Marine Le Pen, l’imposture en prime time

mercredi 29 juin 2011.
 

Jeudi 23 juin, la candidate du Front national à l’élection présidentielle a eu droit au prime time de France 2 en étant l’invité de l’émission Des actes et des paroles. L’occasion de se rendre compte du vide de son programme économique. Décryptage.

« L’émission c’est vous », assurait jeudi soir le présentateur David Pujadas à Marine Le Pen. La présidente du Front national inaugurait « Des actes et des paroles », le nouveau programme politique de France 2. Une tribune suivie par trois millions de téléspectateurs, qui aurait pu permettre à l’héritière Le Pen de dérouler son programme si, gênée, elle n’avait si souvent botté en touche, notamment sur les questions économiques.

Et le pouvoir d’achat ? Pas de réponse

La présidente du FN a très peu parlé d’immigration. Surtout lorsqu’elle pouvait contourner une question dérangeante, sur la « baisse de la qualité des recrutements dans l’armée », due, selon le programme du FN consultable sur leur site internet, aux « 20% de recrues issues de l’immigration ordinaire du monde musulman ». Mais même lorsque le débat portait sur ces nouvelles questions qu’elle entend incarner, sociales et économiques, la candidate n’a guère convaincu. Sur la sortie de l’euro, vieille lune frontiste, Marine Le Pen en reste aux incantations. Mais se paie le luxe de citer, livres à l’appui, des économistes ayant eux-mêmes vanté cette sortie : Maurice Allais, Jacques Nikonoff…

La mesure, immédiate « si (elle était) élue présidente », entraînerait une hausse de la dette de « 12 points de PIB », concède-t-elle, avant d’annoncer un « plan de redressement » pour le mois de novembre.
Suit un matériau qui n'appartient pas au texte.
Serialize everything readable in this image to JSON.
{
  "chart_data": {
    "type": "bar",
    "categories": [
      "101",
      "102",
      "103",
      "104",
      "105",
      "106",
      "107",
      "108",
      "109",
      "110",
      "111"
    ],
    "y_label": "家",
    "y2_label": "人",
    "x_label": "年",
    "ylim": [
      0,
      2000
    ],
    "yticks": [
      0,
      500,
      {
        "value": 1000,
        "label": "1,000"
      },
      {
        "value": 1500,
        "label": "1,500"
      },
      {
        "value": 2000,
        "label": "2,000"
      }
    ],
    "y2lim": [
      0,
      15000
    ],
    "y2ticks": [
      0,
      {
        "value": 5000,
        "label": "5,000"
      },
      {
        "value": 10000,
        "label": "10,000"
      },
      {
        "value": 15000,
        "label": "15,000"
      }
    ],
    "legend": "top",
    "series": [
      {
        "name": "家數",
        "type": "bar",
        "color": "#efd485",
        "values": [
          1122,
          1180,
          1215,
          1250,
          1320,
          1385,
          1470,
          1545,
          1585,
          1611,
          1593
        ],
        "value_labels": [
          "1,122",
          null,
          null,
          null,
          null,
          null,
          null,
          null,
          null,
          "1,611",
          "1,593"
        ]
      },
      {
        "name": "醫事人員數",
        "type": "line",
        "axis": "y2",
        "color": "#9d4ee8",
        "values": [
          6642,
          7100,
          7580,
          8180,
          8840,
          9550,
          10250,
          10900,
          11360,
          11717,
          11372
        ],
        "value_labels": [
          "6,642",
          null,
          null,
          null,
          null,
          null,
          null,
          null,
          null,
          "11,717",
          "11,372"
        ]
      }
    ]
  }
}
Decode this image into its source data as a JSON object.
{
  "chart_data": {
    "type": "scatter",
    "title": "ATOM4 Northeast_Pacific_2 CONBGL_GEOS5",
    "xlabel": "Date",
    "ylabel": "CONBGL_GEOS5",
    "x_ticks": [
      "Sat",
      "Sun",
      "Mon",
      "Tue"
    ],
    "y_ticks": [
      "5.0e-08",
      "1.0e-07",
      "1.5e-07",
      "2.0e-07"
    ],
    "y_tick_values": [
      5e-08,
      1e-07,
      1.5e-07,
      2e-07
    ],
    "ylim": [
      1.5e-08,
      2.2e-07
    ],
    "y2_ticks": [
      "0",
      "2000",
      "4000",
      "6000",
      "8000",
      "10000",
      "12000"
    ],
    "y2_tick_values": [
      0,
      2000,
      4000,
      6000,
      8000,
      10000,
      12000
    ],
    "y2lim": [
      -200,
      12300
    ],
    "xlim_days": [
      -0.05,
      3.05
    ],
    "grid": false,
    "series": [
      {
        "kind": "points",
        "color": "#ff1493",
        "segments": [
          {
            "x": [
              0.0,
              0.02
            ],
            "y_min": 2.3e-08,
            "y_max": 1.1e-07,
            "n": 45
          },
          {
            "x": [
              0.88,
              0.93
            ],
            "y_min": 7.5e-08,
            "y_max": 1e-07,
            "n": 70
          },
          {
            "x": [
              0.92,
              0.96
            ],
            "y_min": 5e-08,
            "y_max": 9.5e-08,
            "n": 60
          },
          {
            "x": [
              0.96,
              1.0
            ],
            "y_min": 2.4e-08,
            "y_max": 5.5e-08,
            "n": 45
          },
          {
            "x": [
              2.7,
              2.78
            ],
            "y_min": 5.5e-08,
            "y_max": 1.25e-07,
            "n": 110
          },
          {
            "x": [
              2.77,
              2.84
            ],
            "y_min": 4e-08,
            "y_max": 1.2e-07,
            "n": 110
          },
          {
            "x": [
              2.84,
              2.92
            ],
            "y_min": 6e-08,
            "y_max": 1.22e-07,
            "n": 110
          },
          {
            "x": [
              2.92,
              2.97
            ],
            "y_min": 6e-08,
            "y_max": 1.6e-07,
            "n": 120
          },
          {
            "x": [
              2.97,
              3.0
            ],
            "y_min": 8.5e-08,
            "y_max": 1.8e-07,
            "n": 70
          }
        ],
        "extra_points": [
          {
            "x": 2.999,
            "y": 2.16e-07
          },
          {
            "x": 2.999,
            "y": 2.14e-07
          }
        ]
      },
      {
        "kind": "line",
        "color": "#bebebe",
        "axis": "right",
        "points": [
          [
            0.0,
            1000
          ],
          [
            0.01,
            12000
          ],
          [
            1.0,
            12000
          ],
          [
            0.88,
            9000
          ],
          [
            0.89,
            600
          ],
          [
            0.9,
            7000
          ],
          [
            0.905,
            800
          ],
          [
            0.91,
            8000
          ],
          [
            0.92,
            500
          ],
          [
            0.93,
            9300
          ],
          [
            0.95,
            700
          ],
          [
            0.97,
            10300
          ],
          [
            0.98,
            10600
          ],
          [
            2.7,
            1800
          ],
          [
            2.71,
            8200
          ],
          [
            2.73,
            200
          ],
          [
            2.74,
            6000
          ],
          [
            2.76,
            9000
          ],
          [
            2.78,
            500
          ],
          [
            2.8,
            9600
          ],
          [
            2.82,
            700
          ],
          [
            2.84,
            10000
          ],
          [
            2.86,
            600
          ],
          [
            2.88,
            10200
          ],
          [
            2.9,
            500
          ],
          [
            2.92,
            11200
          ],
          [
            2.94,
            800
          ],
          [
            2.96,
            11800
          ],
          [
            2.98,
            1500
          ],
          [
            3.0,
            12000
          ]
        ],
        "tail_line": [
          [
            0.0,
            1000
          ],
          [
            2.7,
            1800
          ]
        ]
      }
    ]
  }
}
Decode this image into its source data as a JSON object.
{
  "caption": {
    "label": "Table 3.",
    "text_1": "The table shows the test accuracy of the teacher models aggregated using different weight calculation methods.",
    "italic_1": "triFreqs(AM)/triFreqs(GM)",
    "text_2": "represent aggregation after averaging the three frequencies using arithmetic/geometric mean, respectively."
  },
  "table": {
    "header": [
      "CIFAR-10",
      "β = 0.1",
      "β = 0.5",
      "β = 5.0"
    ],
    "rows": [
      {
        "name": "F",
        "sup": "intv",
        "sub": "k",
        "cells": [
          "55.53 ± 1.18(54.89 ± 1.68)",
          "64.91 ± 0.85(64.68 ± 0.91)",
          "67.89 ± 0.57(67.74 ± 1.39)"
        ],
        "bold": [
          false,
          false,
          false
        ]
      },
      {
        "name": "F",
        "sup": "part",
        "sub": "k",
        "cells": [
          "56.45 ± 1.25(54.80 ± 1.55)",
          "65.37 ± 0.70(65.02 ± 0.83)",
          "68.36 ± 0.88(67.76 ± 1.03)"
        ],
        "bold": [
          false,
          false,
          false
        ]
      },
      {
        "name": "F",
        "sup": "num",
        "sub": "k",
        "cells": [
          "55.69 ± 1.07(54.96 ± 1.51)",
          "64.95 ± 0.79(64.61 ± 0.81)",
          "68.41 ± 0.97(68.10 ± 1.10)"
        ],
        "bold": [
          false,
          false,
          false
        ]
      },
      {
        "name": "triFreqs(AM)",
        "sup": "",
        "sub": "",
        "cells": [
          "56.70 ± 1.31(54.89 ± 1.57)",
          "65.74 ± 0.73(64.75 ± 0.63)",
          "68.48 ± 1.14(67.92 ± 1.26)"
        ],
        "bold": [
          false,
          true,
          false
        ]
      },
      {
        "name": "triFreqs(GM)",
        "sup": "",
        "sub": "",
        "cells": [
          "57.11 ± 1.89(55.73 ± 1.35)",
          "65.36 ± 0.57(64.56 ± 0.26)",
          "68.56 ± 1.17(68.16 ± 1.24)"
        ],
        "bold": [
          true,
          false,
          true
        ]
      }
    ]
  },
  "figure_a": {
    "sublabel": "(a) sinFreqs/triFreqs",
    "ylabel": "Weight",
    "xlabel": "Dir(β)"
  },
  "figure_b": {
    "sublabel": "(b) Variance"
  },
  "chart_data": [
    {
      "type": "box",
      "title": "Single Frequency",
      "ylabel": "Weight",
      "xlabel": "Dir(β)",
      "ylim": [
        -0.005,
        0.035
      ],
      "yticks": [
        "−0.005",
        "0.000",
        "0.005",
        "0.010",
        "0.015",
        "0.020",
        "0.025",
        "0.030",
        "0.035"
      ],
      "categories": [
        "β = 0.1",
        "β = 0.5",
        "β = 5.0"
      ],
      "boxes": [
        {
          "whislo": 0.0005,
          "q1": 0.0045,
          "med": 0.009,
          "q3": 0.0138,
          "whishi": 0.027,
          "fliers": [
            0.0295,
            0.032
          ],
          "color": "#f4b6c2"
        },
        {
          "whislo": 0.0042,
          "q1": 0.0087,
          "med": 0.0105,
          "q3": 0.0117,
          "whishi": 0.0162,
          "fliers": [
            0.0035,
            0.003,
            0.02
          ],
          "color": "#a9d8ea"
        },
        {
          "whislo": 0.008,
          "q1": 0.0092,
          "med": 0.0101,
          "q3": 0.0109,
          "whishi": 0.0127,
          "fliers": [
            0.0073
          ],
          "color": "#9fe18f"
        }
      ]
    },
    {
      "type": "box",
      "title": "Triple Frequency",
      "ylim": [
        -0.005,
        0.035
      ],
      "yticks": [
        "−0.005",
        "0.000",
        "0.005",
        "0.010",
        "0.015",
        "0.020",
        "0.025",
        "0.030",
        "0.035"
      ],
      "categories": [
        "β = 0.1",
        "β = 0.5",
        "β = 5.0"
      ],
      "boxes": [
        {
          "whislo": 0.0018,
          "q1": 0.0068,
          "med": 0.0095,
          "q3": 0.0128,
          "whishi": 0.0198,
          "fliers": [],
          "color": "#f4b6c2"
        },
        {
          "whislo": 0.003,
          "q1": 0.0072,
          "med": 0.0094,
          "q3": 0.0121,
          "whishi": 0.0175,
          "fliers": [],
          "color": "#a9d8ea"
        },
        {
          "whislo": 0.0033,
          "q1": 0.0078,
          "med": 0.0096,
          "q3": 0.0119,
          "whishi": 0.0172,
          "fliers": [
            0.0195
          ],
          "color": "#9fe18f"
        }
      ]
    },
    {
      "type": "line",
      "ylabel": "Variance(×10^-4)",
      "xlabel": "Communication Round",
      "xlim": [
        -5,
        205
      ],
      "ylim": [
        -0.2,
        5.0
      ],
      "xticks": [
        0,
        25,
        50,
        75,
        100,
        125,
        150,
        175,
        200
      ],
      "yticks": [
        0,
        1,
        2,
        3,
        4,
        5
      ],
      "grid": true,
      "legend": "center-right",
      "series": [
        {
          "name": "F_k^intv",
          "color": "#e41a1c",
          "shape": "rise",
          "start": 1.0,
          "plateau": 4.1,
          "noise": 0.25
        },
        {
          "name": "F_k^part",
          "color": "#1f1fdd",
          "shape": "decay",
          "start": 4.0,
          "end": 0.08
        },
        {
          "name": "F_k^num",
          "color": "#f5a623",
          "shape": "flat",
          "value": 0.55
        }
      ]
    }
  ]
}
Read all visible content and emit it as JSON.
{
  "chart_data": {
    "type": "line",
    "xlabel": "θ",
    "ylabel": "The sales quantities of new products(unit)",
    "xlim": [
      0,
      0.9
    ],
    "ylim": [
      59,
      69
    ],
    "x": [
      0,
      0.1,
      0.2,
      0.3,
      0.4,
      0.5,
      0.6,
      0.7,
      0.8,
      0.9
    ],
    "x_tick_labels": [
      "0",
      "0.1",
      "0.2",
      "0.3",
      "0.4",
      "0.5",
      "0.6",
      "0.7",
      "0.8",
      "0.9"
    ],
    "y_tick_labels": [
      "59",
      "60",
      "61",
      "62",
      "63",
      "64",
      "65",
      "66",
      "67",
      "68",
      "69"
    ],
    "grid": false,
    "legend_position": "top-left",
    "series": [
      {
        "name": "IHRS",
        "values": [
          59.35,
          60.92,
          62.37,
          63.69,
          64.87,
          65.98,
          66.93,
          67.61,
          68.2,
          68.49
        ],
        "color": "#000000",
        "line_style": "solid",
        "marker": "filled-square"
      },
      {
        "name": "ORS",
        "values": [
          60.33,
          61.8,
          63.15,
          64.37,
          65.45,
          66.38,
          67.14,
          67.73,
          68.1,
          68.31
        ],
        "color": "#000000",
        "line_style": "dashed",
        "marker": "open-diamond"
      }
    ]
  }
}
Et même si ce problème était contrebalancé par la restauration de barrières douanières, entrainant « une réindustrialisation du pays », de créations d’emplois et d’un « dopage des exportations », la création de ce « nouveau franc » pose des questions salariales et de pouvoir d’achat. Qui, même assorties d’une « dévaluation de 25% par rapport à l’euro », ne trouvent pas de réponse. La présidente du FN se retranche en effet derrière un constat partagé par tous les ménages : « l’Euro a fait augmenter les prix ».

Le parti ne renie pas la « préférence nationale »

La lutte contre l’immigration, clandestine ou légale, n’est plus en tête de gondole au Front national. Pour autant, le parti ne renie pas la « préférence nationale », estimant que « l’immigration a été utilisée pour peser à la baisse sur les salaires ». Prise à partie par la dirigeante d’Europe Ecologie, Cécile Duflot, la présidente du FN a également redit son opposition à la « double nationalité ». Comme elle a rappelé ses positions pour l’abaissement de l’âge de la majorité pénale ou son refus de la dépénalisation du cannabis. « J’espère que j’ai tellement banalisé ces idées-là que 50% des Français plus un voteront pour moi », s’est-elle laissée aller à rêver. (à lire : Le Pen rejoue la partition sécuritaire)

On l’a vu jeudi soir, le Front national nouveau n’est rien moins que l’ancien avec des habits neufs. Ainsi, sans renier ses fondamentaux, Marine Le Pen s’aventure-t-elle sur des terres jusqu’ici laissées vierges par le FN, comme l’écologie, se prononçant pour la fermeture de la centrale nucléaire hors d’âge de Fessenheim. Un espoir de glaner quelques voix hors de son électorat traditionnel ?

3 à 4 points de moins qu’en mai dans les sondages

Créditée de 16% d’intentions de vote par le CSA, soit trois à quatre points de moins qu’en mai, la candidate fait feu de tout bois. C’est que « seule l’accession au second tour (de l’élection présidentielle) pourrait être un succès », selon le sondeur Stéphane Rozès, interrogé par le site Non-fiction.fr. Si elle y obtenait un score « qui peut être le double de celui de son père », elle « validerait sa stratégie », dit-il. « Dans ce cas, soit, ayant écarté la gauche, elle aura préempté la question sociale, soit, ayant écarté la droite, elle aura préempté la question nationale. » Si le programme protéiforme du Front national, bâti sur le socle historique du parti, se lit comme un attrape-tout, c’est que « la candidate du progrès social », comme elle s’est baptisée, rêve surtout de progrès en pourcentage de voix.